Favorite Moment From a Beach Fossils Show:
"Man, there's a lot! We played at Santos Party House in Chinatown and John [Pena], our bass player, smashed his bass during the first song. We were like, 'What are you doing, man!' He was just so drunk and I guess he spilled vodka on the floor or something. His story is that he slipped and fell and his bass broke. That was a pretty novel moment. I was originally the drummer for that band, then I quit, then I rejoined playing guitar, so it was one of my first shows back in the band."
"Swimming, probably. I bike to the river and go swimming — that's what I do, two or three times a day. I'll be sitting there trying to record a song or read or whatever and then I kind of always just want to get up and bike to the river. It's like a mile, two miles."
Favorite Video Artist:
"I'm obsessed with Jan Svankmajer. He has a bunch of insane pieces from between the '60s and the '80s. My favorite is this one he did in 1982 called Dimensions of Dialogue. It's kind of almost like a game of Rock, Paper, Scissors, Shoot. The rock eats the scissors and then chews it up and spits it out and then the scissors goes and eats the paper and does the same. They keep doing that until the particles become microscopic. It's divided into five parts. There's one where these clay men spit objects out of their mouth. This one guy will spit out a toothbrush and one will spit out toothpaste, and then the toothpaste goes on the toothbrush and they take back the items.

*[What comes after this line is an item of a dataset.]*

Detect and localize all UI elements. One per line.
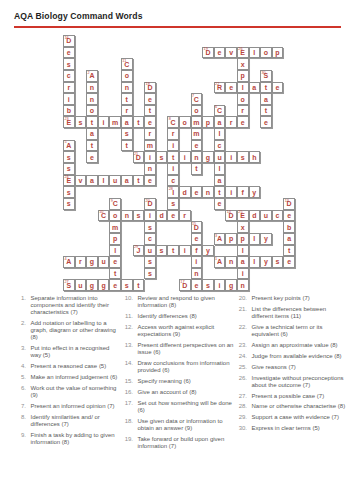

There's bread and butter, a shoe and shoelace, a pencil and a pencil sharpener, but then after a while they get mixed up. We actually did a tour with a band that brought a projector so we projected it behind us during our show."

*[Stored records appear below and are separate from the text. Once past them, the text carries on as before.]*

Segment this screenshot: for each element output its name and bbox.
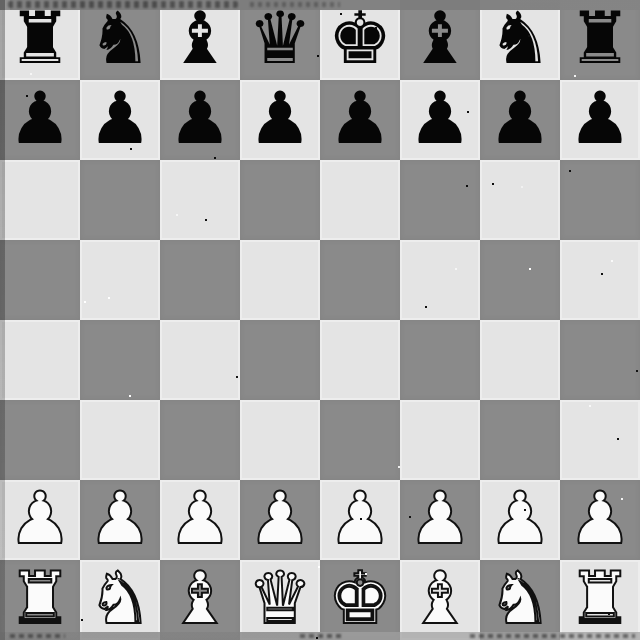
square-f3[interactable] xyxy=(400,400,480,480)
square-b6[interactable] xyxy=(80,160,160,240)
piece-white-rook: ♜ xyxy=(8,558,73,638)
square-f5[interactable] xyxy=(400,240,480,320)
piece-white-pawn: ♟ xyxy=(568,478,633,558)
square-a3[interactable] xyxy=(0,400,80,480)
square-a1[interactable]: ♜ xyxy=(0,560,80,640)
square-e4[interactable] xyxy=(320,320,400,400)
square-f1[interactable]: ♝ xyxy=(400,560,480,640)
square-e3[interactable] xyxy=(320,400,400,480)
chess-board: ♜♞♝♛♚♝♞♜♟♟♟♟♟♟♟♟♟♟♟♟♟♟♟♟♜♞♝♛♚♝♞♜ xyxy=(0,0,640,640)
square-h3[interactable] xyxy=(560,400,640,480)
piece-black-rook: ♜ xyxy=(568,0,633,78)
piece-black-pawn: ♟ xyxy=(168,78,233,158)
square-a5[interactable] xyxy=(0,240,80,320)
piece-black-bishop: ♝ xyxy=(168,0,233,78)
square-h5[interactable] xyxy=(560,240,640,320)
square-h1[interactable]: ♜ xyxy=(560,560,640,640)
square-d8[interactable]: ♛ xyxy=(240,0,320,80)
square-d1[interactable]: ♛ xyxy=(240,560,320,640)
square-f2[interactable]: ♟ xyxy=(400,480,480,560)
piece-white-knight: ♞ xyxy=(88,558,153,638)
square-e1[interactable]: ♚ xyxy=(320,560,400,640)
square-b7[interactable]: ♟ xyxy=(80,80,160,160)
square-b3[interactable] xyxy=(80,400,160,480)
piece-black-pawn: ♟ xyxy=(248,78,313,158)
square-c2[interactable]: ♟ xyxy=(160,480,240,560)
square-h4[interactable] xyxy=(560,320,640,400)
piece-white-pawn: ♟ xyxy=(8,478,73,558)
piece-black-pawn: ♟ xyxy=(408,78,473,158)
square-g5[interactable] xyxy=(480,240,560,320)
square-e7[interactable]: ♟ xyxy=(320,80,400,160)
square-h6[interactable] xyxy=(560,160,640,240)
piece-black-pawn: ♟ xyxy=(88,78,153,158)
piece-black-rook: ♜ xyxy=(8,0,73,78)
square-b1[interactable]: ♞ xyxy=(80,560,160,640)
square-e8[interactable]: ♚ xyxy=(320,0,400,80)
square-b2[interactable]: ♟ xyxy=(80,480,160,560)
piece-white-king: ♚ xyxy=(328,558,393,638)
piece-black-pawn: ♟ xyxy=(568,78,633,158)
square-g2[interactable]: ♟ xyxy=(480,480,560,560)
piece-black-king: ♚ xyxy=(328,0,393,78)
square-a7[interactable]: ♟ xyxy=(0,80,80,160)
chessboard-screenshot: ♜♞♝♛♚♝♞♜♟♟♟♟♟♟♟♟♟♟♟♟♟♟♟♟♜♞♝♛♚♝♞♜ xyxy=(0,0,640,640)
piece-black-knight: ♞ xyxy=(488,0,553,78)
square-b8[interactable]: ♞ xyxy=(80,0,160,80)
square-f7[interactable]: ♟ xyxy=(400,80,480,160)
piece-black-pawn: ♟ xyxy=(328,78,393,158)
piece-white-pawn: ♟ xyxy=(248,478,313,558)
piece-white-pawn: ♟ xyxy=(168,478,233,558)
square-h2[interactable]: ♟ xyxy=(560,480,640,560)
square-c8[interactable]: ♝ xyxy=(160,0,240,80)
square-c3[interactable] xyxy=(160,400,240,480)
piece-white-knight: ♞ xyxy=(488,558,553,638)
square-a6[interactable] xyxy=(0,160,80,240)
square-f6[interactable] xyxy=(400,160,480,240)
square-g1[interactable]: ♞ xyxy=(480,560,560,640)
piece-black-pawn: ♟ xyxy=(8,78,73,158)
piece-white-queen: ♛ xyxy=(248,558,313,638)
square-f8[interactable]: ♝ xyxy=(400,0,480,80)
square-a2[interactable]: ♟ xyxy=(0,480,80,560)
piece-black-pawn: ♟ xyxy=(488,78,553,158)
piece-white-pawn: ♟ xyxy=(488,478,553,558)
square-g7[interactable]: ♟ xyxy=(480,80,560,160)
square-b4[interactable] xyxy=(80,320,160,400)
piece-white-pawn: ♟ xyxy=(408,478,473,558)
square-d3[interactable] xyxy=(240,400,320,480)
square-g4[interactable] xyxy=(480,320,560,400)
square-g6[interactable] xyxy=(480,160,560,240)
piece-white-bishop: ♝ xyxy=(408,558,473,638)
piece-white-bishop: ♝ xyxy=(168,558,233,638)
square-d6[interactable] xyxy=(240,160,320,240)
square-d4[interactable] xyxy=(240,320,320,400)
square-h7[interactable]: ♟ xyxy=(560,80,640,160)
square-a4[interactable] xyxy=(0,320,80,400)
square-c4[interactable] xyxy=(160,320,240,400)
square-b5[interactable] xyxy=(80,240,160,320)
square-d7[interactable]: ♟ xyxy=(240,80,320,160)
square-c1[interactable]: ♝ xyxy=(160,560,240,640)
square-a8[interactable]: ♜ xyxy=(0,0,80,80)
square-c6[interactable] xyxy=(160,160,240,240)
piece-white-pawn: ♟ xyxy=(88,478,153,558)
square-d2[interactable]: ♟ xyxy=(240,480,320,560)
square-e2[interactable]: ♟ xyxy=(320,480,400,560)
square-h8[interactable]: ♜ xyxy=(560,0,640,80)
square-e5[interactable] xyxy=(320,240,400,320)
piece-white-pawn: ♟ xyxy=(328,478,393,558)
square-g3[interactable] xyxy=(480,400,560,480)
square-e6[interactable] xyxy=(320,160,400,240)
piece-black-bishop: ♝ xyxy=(408,0,473,78)
square-c5[interactable] xyxy=(160,240,240,320)
piece-black-knight: ♞ xyxy=(88,0,153,78)
square-d5[interactable] xyxy=(240,240,320,320)
square-g8[interactable]: ♞ xyxy=(480,0,560,80)
piece-white-rook: ♜ xyxy=(568,558,633,638)
square-f4[interactable] xyxy=(400,320,480,400)
piece-black-queen: ♛ xyxy=(248,0,313,78)
square-c7[interactable]: ♟ xyxy=(160,80,240,160)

"I love Susan Sontag's diaries. They're the most amazing thing I've ever read. It's her as a 16-year-old prodigy discovering her sexuality and discovering that she's gay. She writes about it in the most fluid, beautiful prose ever."
"N. Scott Momaday. He wrote House Made of Dawn. He's a Native American poet as well as a novelist. I feel like House Made of Dawn was one of the first major classics in Native American literature. It won the Pulitzer Prize. That's my favorite of his books, but he has a lot of great books."
Favorite TV Show:
"A couple of years ago I watched the whole season of My So-Called Life over the course of a few months on tour. My friend had it on his laptop. He also had Star Trek: The Next Generation. I always related to My So-Called Life's Angela Chase a lot in that show and modeled a lot of my style choices off her."
Favorite Place to Eat in NYC:
"I like Angelica Kitchen in Manhattan because I used to work there so I get hooked up. It's a vegan restaurant. I'm vegan. But my favorite place to eat is at the grocery store! Get some cabbage, get some kale, steam it — you've got yourself a nice meal going on there."